Traditionally, HRRP denoising is implemented prior to feature extraction, and typical denoising methods include least mean square (LMS) [
34,
35], recursive least square (RLS) [
36], and eigen subspace techniques [
37], etc. Such techniques, however, rely heavily on domain expertise and fail to estimate the model-order (i.e., the number of signal components) accurately with low SNR. Recently, the generative adversarial network (
GAN) has been introduced as a novel way to train a generative model, which could learn the complex distributions through the adversarial training between the generator and the discriminator [
38]. Currently,
GAN has been successfully applied to data generation [
39,
40], image conversion and classification [
41,
42], speech enhancement [
43] and so on, which provides an effective way to blind HRRP denoising.
In a nutshell, the separated HRRP denoising and recognition processes, the inability to distinguish the contribution of the target regions and noisy regions during the feature extraction process, the incompetence in long-term/global dependency acquisition hinder effective recognition of the noisy HRRP. Specifically, the output of the classifier cannot be fed back to the denoising process, thus significant signal components may be suppressed during denoising. Meanwhile, the different intensity information of each component of the HRRP cannot be effectively utilized in the identification process. Therefore, it is natural to integrate the tasks of denoising and recognition through elaborately deigned deep architectures, under the guidance of proper loss.

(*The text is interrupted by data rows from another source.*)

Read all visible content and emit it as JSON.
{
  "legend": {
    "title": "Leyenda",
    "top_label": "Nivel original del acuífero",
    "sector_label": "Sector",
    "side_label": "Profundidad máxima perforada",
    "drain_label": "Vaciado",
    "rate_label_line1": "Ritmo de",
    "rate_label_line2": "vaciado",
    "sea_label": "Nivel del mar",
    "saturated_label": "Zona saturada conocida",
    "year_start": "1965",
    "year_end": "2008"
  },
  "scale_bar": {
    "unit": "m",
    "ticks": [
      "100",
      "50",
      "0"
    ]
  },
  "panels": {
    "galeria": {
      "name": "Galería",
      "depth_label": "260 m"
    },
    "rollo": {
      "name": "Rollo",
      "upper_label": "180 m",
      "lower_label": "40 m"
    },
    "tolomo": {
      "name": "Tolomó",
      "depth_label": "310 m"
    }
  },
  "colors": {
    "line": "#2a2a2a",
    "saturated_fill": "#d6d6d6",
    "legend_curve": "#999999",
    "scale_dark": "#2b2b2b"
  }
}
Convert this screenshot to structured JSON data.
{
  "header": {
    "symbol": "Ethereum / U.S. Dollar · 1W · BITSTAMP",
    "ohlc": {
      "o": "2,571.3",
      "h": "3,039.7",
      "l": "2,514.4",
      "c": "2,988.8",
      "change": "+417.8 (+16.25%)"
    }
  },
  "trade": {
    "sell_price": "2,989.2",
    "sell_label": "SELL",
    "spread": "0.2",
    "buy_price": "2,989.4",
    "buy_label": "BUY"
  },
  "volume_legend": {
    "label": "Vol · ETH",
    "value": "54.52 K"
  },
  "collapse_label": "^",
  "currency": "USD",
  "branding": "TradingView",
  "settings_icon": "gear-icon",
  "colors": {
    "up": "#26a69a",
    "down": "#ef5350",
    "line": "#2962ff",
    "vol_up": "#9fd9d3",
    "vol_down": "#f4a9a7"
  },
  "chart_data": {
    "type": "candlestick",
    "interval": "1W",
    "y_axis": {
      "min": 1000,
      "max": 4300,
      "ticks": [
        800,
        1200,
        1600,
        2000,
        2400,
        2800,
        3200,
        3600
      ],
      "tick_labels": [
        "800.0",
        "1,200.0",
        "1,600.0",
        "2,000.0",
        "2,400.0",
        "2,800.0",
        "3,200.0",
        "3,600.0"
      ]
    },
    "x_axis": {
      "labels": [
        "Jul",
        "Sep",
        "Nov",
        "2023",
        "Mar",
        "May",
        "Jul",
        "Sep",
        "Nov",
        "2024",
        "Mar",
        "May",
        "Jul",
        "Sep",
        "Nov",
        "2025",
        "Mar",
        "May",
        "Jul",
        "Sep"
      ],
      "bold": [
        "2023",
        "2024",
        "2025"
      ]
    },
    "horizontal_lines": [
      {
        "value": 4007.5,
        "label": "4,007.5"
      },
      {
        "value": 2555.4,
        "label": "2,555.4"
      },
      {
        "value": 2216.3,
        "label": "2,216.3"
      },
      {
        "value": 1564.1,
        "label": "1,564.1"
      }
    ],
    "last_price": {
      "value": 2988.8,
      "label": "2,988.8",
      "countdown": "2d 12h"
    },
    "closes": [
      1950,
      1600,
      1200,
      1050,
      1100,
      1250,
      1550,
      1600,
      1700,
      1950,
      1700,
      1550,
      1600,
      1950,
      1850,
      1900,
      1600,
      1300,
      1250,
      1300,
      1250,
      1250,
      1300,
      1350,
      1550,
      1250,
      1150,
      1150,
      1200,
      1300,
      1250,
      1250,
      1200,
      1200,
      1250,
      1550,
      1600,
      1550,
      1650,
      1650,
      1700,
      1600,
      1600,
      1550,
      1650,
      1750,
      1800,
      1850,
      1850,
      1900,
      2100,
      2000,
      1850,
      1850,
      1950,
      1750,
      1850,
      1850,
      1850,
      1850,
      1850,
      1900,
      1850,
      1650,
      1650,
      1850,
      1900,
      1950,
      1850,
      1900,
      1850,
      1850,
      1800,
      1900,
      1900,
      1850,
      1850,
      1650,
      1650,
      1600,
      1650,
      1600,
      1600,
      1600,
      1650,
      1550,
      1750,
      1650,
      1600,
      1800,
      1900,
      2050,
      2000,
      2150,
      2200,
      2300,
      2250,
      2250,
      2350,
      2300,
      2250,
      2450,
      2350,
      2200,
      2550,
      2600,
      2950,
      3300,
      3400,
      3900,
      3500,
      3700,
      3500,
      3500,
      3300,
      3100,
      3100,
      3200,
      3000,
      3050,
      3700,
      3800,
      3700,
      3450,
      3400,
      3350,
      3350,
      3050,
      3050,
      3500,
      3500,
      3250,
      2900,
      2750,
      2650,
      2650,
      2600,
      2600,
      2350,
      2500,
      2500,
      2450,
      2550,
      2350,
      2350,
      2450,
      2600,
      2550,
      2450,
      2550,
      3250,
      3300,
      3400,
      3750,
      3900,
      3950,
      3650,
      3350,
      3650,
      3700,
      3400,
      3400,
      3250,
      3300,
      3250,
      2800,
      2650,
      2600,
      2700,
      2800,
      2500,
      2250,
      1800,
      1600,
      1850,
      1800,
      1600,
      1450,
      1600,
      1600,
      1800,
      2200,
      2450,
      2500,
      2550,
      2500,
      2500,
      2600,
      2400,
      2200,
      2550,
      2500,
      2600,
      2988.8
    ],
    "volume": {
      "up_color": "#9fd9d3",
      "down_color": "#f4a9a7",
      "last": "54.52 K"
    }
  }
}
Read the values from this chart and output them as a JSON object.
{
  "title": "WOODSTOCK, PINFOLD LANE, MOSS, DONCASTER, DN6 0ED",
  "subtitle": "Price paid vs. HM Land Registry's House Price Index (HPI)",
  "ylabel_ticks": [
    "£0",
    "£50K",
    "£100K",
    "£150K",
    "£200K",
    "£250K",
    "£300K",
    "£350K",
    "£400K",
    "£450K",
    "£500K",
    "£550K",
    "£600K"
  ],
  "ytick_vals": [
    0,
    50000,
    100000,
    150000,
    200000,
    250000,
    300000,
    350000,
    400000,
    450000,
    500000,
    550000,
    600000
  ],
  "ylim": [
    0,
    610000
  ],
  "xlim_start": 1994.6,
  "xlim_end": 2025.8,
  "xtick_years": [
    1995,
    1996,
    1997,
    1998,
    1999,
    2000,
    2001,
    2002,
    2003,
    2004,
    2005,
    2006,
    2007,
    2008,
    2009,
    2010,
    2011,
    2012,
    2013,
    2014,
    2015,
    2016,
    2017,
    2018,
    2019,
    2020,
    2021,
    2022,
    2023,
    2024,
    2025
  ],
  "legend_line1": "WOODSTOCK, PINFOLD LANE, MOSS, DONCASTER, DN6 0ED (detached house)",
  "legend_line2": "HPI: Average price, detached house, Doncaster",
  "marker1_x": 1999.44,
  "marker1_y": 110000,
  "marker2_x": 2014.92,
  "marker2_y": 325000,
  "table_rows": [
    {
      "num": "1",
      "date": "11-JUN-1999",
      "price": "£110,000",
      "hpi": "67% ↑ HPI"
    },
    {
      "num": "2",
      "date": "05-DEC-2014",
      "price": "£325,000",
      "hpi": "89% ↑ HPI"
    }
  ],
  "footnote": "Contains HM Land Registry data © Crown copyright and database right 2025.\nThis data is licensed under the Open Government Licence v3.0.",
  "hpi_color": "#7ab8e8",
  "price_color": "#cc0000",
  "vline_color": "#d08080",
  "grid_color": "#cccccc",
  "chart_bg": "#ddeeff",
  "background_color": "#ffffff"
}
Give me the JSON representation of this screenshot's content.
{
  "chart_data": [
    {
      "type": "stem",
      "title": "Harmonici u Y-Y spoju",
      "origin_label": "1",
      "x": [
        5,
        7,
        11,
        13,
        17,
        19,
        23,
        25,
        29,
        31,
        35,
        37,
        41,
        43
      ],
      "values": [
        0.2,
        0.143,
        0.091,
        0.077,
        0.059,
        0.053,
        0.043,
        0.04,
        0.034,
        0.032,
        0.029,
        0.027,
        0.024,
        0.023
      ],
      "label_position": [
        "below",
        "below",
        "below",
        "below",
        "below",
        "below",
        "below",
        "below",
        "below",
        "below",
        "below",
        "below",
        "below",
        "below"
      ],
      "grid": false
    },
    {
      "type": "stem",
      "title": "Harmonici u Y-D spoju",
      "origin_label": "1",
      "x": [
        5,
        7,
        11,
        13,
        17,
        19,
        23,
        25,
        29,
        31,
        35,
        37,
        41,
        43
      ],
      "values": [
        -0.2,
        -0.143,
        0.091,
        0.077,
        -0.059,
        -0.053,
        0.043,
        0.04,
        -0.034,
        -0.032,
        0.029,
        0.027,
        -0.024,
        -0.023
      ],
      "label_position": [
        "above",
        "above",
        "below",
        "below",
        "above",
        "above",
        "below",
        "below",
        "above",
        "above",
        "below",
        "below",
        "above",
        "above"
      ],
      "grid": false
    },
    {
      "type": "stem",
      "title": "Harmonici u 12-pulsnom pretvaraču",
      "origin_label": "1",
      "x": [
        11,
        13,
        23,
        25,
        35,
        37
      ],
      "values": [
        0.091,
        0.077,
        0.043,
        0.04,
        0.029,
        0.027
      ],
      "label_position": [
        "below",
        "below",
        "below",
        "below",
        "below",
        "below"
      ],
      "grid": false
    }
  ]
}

Aiming at the above issues, this paper proposes the integrated denoising and recognition network, namely, IDR-Net, to achieve effective HRRP denoising and recognition. The network consists of two modules, i.e., the denoising module and the recognition module. Specifically, the generator in the denoising module maps the noisy HRRP to the denoised one after adversarial training, which is then fed into the attention-augmented recognition module to output the target label. In particular, a new hybrid loss function is used to guide the denoising of HRRP. The main contributions of this paper include the following: (a) To tackle the issue that separated HRRP denoising and recognition hinder end-to-end training and may suppress signal components that are significant for recognition, an integrated denoising and recognition model, i.e., the IDR-Net is designed, denoising the low SNR HRRP through the denoising module and outputs the category label through the recognition module. To the best of our knowledge, our method integrates denoising and recognition for the first time, realizing end-to-end training, and achieving better recognition performance. (b) To tackle the issue of long-term and global dependency acquisition of HRRP, the recognition module adopts the attention-augmented temporal encoder with parallelized and global sequential feature extraction. In particular, the attention score is generated with emphasis on the important input data to weight the feature vector and facilitate recognition. (c) Propose a new hybrid loss, and for the first time in the recognition of HRRP using such a combination of denoising loss and classification loss as loss function. By these means, the recognition module is integrated with the generator, thereby reducing the information loss during denoising, and enhancing the inter-class dissimilarity.
The remainder of this paper is organized as follows:
Section 2 discusses the related work, including the modelling of HRRP and the basic principles of
GAN.
Section 3 provides the detailed structure of the proposed IDR-Net.
Section 4 presents the data set and experimental results with detailed analysis. Finally,
Section 5 concludes this paper and discusses the future work.